When it comes to the video production process, we’ve explored Power Statements, Creative Briefs, Crews and the Technology that makes it all possible. But we’ve never really looked at the editor or the process of editing.
If you’ve ever watched a craftsmen shape lumber into a beautiful piece of furniture, then you have some idea of what a documentary film editor does–they start with raw elements and craft something beautiful. For editors they work with hours of raw footage and cut away the rough edges to shape a compelling story. And like all craftsmen, the documentary film editor is a unique breed able to find, develop and polish a story.
Selecting the Story
Just like a craftsman patiently selects the right materials, so editors always begin the process by getting acquainted with their content. Much of that story content comes from interviews. For it’s usually from those interviews that the narrative is found. So all documentaries begin and end with the story. That’s why this stage the edit is often called the Story Cut, because it’s here that the editor discovers and selects the stories that will become the foundation for the film.
Shaping the Story
One characteristic of a great editor is their ability to determine which stories will work best, for all documentaries are made of multiple stories. So at this point in the process, the editor continues to shape and refine those stories, guiding and unifying them into the right message. And finding that message can be difficult, maybe that why we call this the Rough Cut. Whatever the reason, this is where the editor begins to refine and shape the story–think about timing, pace and feel.
Finalizing the Story
By this time, the editor has spent days, weeks and sometimes months with the film. He knows the characters and their stories intimately. And it’s through the knowledge that she can now begin the finishing touches or the Final Cut.

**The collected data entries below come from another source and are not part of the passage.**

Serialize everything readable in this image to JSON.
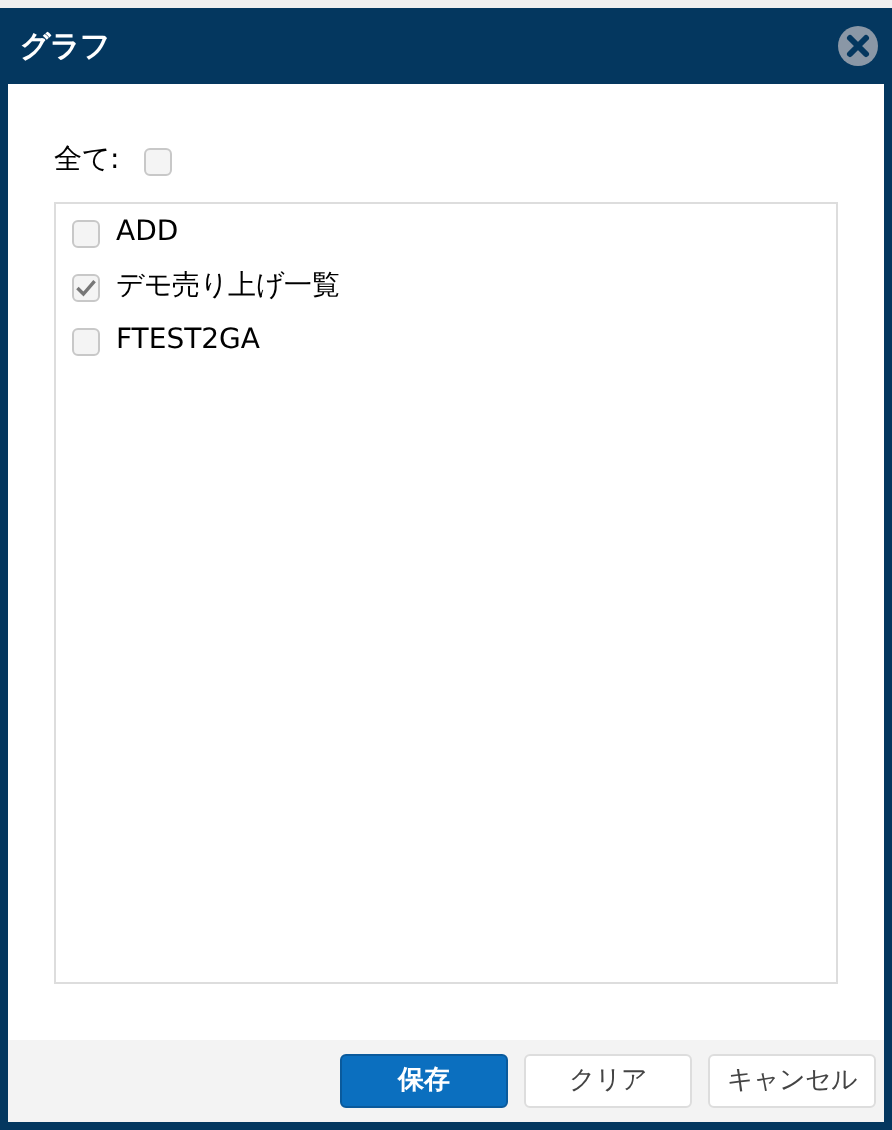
{
  "window": {
    "title": "グラフ"
  },
  "select_all": {
    "label": "全て:",
    "checked": false
  },
  "items": [
    {
      "label": "ADD",
      "checked": false
    },
    {
      "label": "デモ売り上げ一覧",
      "checked": true
    },
    {
      "label": "FTEST2GA",
      "checked": false
    }
  ],
  "buttons": [
    {
      "label": "保存",
      "kind": "primary"
    },
    {
      "label": "クリア",
      "kind": "default"
    },
    {
      "label": "キャンセル",
      "kind": "default"
    }
  ]
}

Here minor adjustments are made to make sure every frame is in place. Here the editor will ripple, slip, slide, or roll an edit to make sure everything is where it needs to be. Here edits are measured not by hours, minutes or seconds, but by frames, (and there are 30 of them in every second). But to the editor these frames matter, because at the end of this stage, the film will be “locked”, which means after this, nothing will move–video or audio. Then and only then will the story be finalized.
Polishing the Story
The story is in place and the picture has been locked. Now the editor uses his last 2 tools, the nuance of color and sound to polish the story to perfection. The goal here is to make sure nothing draws the viewers attention away from the story.

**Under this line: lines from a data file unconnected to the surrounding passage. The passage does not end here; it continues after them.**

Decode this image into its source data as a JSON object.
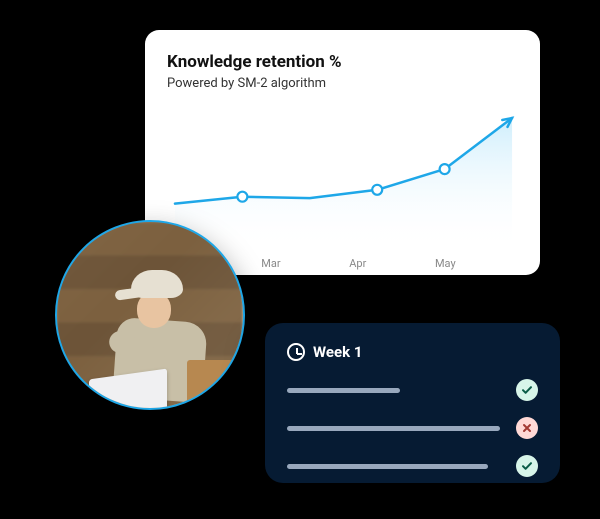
{
  "chart": {
    "title": "Knowledge retention %",
    "subtitle": "Powered by SM-2 algorithm",
    "x_labels": [
      "Mar",
      "Apr",
      "May"
    ]
  },
  "chart_data": {
    "type": "line",
    "title": "Knowledge retention %",
    "xlabel": "",
    "ylabel": "",
    "x": [
      0,
      1,
      2,
      3,
      4,
      5
    ],
    "values": [
      30,
      35,
      34,
      40,
      55,
      92
    ],
    "markers_at_x": [
      1,
      3,
      4
    ],
    "x_tick_labels": {
      "1": "Mar",
      "3": "Apr",
      "4": "May"
    },
    "ylim": [
      0,
      100
    ],
    "area_fill": true,
    "line_color": "#1ea7e8"
  },
  "avatar": {
    "alt": "Worker in warehouse using laptop"
  },
  "week": {
    "title": "Week 1",
    "rows": [
      {
        "bar_width_pct": 45,
        "status": "check"
      },
      {
        "bar_width_pct": 85,
        "status": "fail"
      },
      {
        "bar_width_pct": 80,
        "status": "check"
      }
    ]
  },
  "colors": {
    "accent": "#1ea7e8",
    "dark": "#061b33",
    "check_bg": "#d7f5e9",
    "check_fg": "#0b5c47",
    "fail_bg": "#ffd9d6",
    "fail_fg": "#a33a34"
  }
}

Here hundreds or thousands of audio files are taken into an audio suite and mixed. And while the audio is being mixed, the editor will use color to enhance the tone and mood of a scene. It’s during the color correction process that colors can be changed and day turned into night. This is where the film is polished to perfection so that the story shines.

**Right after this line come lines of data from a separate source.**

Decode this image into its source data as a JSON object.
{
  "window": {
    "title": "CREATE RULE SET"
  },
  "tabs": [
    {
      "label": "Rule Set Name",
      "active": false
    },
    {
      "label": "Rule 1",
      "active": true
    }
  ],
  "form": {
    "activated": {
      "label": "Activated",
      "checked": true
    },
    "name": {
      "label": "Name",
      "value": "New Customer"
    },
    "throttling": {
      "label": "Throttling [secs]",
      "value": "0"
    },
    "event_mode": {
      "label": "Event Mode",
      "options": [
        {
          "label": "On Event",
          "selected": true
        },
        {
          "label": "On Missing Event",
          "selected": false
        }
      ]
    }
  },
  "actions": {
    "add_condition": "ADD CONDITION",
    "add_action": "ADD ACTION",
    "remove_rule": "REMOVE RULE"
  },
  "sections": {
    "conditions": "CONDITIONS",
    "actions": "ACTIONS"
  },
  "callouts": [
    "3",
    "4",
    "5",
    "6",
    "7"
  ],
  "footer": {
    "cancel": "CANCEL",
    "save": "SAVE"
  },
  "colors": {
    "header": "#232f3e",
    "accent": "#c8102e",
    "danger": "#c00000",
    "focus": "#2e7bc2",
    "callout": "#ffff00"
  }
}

In the end, editors are craftsmen, storytellers and technicians. They are a unique breed of artist who work with pixels instead of wood, marble or stone. Sure, anybody can buy a computer and download editing software, but it takes more than a computer and software to be a editor. It takes a craftsmen to find, develop and polish the story of a film.
QUESTION: What are the best characteristics of the editors you’ve observed?
This is a nice, down-to-earth reflection on what film and video editors do in their relatively invisible world.
Thanks Eric. I appreciate your comment. And yes, editors are often invisible to the outside world – but just not around here!